HOUSTON, Texas (KTRK) -- For days, 13 Investigates has asked Harris County officials for a copy of any plans or permits related to the Astroworld festival - anything that would show they approved or even reviewed safety plans, but so far nothing from the county team that runs NRG Park except an expression of sadness and a referral to their lawyer.

Digging deeper, our investigation found those permits may not have been required from the county since the event took place in Houston's city limits.

NRG Park is a county-owned and taxpayer funded property in Houston. Even though it is owned by Harris County, the Harris County Fire Marshal doesn't issue permits there since it is located in the city.

But after two days of asking everyone connected to the event, we can't find anything like that for the festival that attendees later called the "concert from hell."

NRG Park said it won't comment "out of respect for pending litigation and ongoing investigations."

Harris County Commissioners demanded accountability during a meeting on Tuesday.

"What can be done to keep people safe," Commissioner Rodney Ellis asked.

Mayor Sylvester Turner said he won't wait for the county to adopt a rule that would require additional permitting.

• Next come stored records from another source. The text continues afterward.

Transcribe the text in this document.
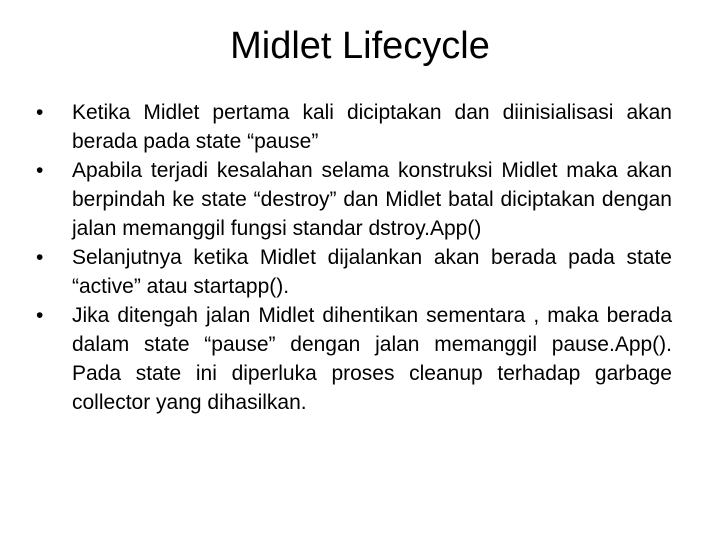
Midlet Lifecycle
•	Ketika Midlet pertama kali diciptakan dan diinisialisasi akan berada pada state “pause”
•	Apabila terjadi kesalahan selama konstruksi Midlet maka akan berpindah ke state “destroy” dan Midlet batal diciptakan dengan jalan memanggil fungsi standar dstroy.App()
•	Selanjutnya ketika Midlet dijalankan akan berada pada state “active” atau startapp().
•	Jika ditengah jalan Midlet dihentikan sementara , maka berada dalam state “pause” dengan jalan memanggil pause.App(). Pada state ini diperluka proses cleanup terhadap garbage collector yang dihasilkan.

"Whether an event happens at a county facility, if it is inside the City of Houston, I will tell you the city needs to be at the table from the very beginning," Turner said. "From the very beginning and we need to have the final say."

If the festival took place in the county but outside a city, Texas law suggests the county's commissioners court would have a say in safety plans, including requiring the promoter to file a plan to control the number of people at the festival and voting on the plan if they didn't think it was sound.

RELATED: 13 Investigates looks at warning signs ahead of Astroworld tragedy

Houston did release a copy of 10 permits filed ahead of Astroworld for things like tent construction, the gas used to cook food, setting off fireworks behind Travis Scott and keeping exits unobstructed during the show. But there were no permits for the larger plan that put tens of thousands of fans in a general admission pit.

Because the concert was outdoors, it didn't have to adhere to the same occupancy rules as indoor events. Houston Fire Department Chief Sam Pena said no occupancy permits were required.

He also said occupancy wasn't the issue when eight people died and hundreds more were injured at the festival.

He said there was enough space behind the crowd of about 50,000 concert-goers to hold four times as many people, but the crowd was just too tightly packed.

"In these types of events we know that the goal is to get the people amped up and hyped up and excited and in those types of events, we really need to see how else we can deliver that venue," Pena said. "Maybe we go away from the freestanding, open type of general admission and do assigned seating, maybe interlocking seats there in an open venue. Something where we have a little bit more control with the crowd. This issue was not an issue with capacity."

The Houston Police Department continues to investigate what went wrong.

"We really need to look deep into the type of events that we allow here in our community," Pena said.